In the meantime, Proposition 5 was challenged in a lawsuit and in August 1999 the California Supreme Court ruled that Proposition 5 was unconstitutional because it only amended the Government Code not the State Constitution, which contained the prohibition on casino gambling like slot machines and house banked card games in Art. 4, sec. 19.
Undaunted by the Supreme Court’s striking down Proposition 5, Gov. Davis executed some 59 of these giveaway tribal state compacts and then had the State Legislature approve them in September and October 1998. He made no effort to determine if the tribes he was negotiating with, and granted gambling compacts to, were lawfully created Indian tribes or if the land on which their casinos or proposed casinos were to be sited were legally “Indian Lands” eligible class for III gambling under federal law. In fact, many of these questionable Indian tribes were on land or acquired land that was clearly not eligible to build and operate any class II or class III gambling casinos under the IGRA.
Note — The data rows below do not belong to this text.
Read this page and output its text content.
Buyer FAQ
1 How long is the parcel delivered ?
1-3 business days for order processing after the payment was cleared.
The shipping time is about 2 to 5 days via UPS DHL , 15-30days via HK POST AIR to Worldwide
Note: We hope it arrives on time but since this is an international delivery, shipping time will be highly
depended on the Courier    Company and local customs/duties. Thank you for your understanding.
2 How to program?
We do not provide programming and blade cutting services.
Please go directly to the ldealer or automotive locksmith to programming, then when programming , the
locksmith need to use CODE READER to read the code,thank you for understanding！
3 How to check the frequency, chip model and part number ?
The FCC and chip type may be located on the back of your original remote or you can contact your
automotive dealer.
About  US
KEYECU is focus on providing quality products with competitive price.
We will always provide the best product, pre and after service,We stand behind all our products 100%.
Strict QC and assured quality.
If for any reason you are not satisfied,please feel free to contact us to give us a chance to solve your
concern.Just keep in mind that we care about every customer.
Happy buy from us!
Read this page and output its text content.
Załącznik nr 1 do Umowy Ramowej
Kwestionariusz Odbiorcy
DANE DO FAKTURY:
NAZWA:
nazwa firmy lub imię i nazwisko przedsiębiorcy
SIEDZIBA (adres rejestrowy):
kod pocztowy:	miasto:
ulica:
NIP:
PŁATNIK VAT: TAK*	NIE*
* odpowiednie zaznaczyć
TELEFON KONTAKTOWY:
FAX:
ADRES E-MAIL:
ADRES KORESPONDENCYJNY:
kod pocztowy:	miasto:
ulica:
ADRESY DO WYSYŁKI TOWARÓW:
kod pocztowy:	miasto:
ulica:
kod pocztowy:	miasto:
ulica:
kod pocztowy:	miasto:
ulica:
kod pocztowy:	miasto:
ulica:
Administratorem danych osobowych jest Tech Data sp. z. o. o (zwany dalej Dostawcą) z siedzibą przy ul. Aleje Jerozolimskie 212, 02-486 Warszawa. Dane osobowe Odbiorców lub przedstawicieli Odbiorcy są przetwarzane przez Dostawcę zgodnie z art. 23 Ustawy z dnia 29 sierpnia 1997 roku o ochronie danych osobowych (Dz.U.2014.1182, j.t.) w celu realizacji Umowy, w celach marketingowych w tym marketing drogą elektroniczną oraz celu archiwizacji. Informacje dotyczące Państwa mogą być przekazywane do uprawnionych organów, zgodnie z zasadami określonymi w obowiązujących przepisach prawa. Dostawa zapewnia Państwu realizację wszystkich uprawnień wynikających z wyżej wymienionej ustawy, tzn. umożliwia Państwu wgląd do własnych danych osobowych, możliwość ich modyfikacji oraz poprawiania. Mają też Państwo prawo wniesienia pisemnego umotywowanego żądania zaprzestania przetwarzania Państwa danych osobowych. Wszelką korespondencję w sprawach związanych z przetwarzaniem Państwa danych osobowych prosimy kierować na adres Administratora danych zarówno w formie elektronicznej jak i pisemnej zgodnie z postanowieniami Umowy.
To remedy the fact that these compacts were executed and approved when there was no longer any legal authority to do so, the Legislature put a “Legislative initiative” on the ballot for March 2000 the following year at Gov. Davis’ behest, some 6 months after they were executed and approved. That initiative, called Proposition 1A, by its language proposed to amend the California State Constitution Art. 4, sec. 19, to authorize the Governor to negotiate future compacts with California Indian tribes. The voters were never informed that a vote in favor of Proposition 1A would, in effect, retroactively ratify the 59-weak giveaway, virtually unenforceable compacts that Gov. Davis has already signed without legal authority and which were approved at his instance by the State’s Legislature. It is not coincidence that so many State legislators also received hundreds of thousands of dollars in campaign contributions from these casino tribes, often funneled throu gh campaign committees and PAC’s with unassuming names. My favorite was the one calling itself “The California Native Peace Officers Association.” That PAC was funded by $5,000,000 million entirely from the Pechanga Indian Casino and the State Correctional Officers Union and was distributed to key politicians in Sacramento. The use of PACs is one of the ways politicians use to disguise receipt of gambling monies by disguising them through innocent-sounding groups. Once legalized in 2000 by Proposition 1A, the onslaught of Indian casinos in California began.